La promotion d'un financement durable sera également essentielle à la réussite d'une transition, dans la mesure où le secteur financier pourrait être au premier plan d'un changement à l'échelle de l'économie. Au cours des dernières années, de nombreuses banques centrales et agences de contrôle financier en Asie ont mis en œuvre, ou ont commencé à mettre en œuvre des mesures de ce genre, malgré les contraintes de capacité et de ressources.
[Insérer le graphique ici.]
À court terme, les banques centrales et les organes de contrôle financier de l'ASEAN+3 ont une marge de manœuvre importante pour encourager la transition vers une économie à faible émission de carbone en dirigeant les entreprises et les prêteurs vers une réduction de l'utilisation du carbone et en se concentrant sur les énergies renouvelables et les technologies vertes. Des mesures en ce sens pourraient encourager un changement similaire dans l'économie, en conduisant les entreprises à répercuter le prix des risques climatiques sur leurs produits et services.
En apportant leur soutien à des politiques à faible émission de carbone et en encourageant la finance verte, les décideurs politiques pourraient stimuler de nouveaux secteurs des énergies renouvelables et stimuler la croissance économique. En outre, réduire leur dépendance aux combustibles fossiles libellés en dollars permettrait aux pays de l'ASEAN+3 de déplacer les recettes publiques mobilisées pour l'instant dans la conservation d'importantes réserves de devises , vers des politiques nationales.
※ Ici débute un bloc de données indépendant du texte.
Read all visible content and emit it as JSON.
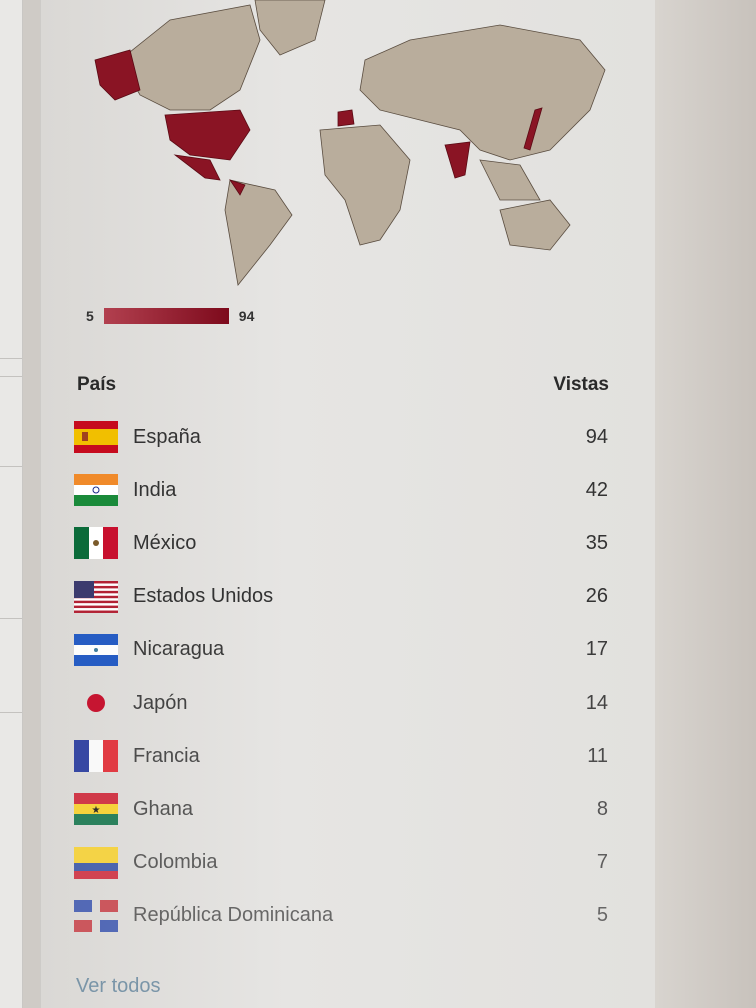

Pour minimiser les effets néfastes des changements climatiques sur leurs populations et leurs économies, les décideurs de l'ASEAN+3 doivent mettre en œuvre des politiques d'atténuation des risques qui contribuent à prévenir les retombées régionales et encouragent l'émergence de nouveaux secteurs d'activité et de technologies. Cela permettrait également de renforcer la sécurité énergétique. Il est beaucoup plus difficile de couper les approvisionnements en énergie solaire et éolienne – que de faire exploser un gazoduc.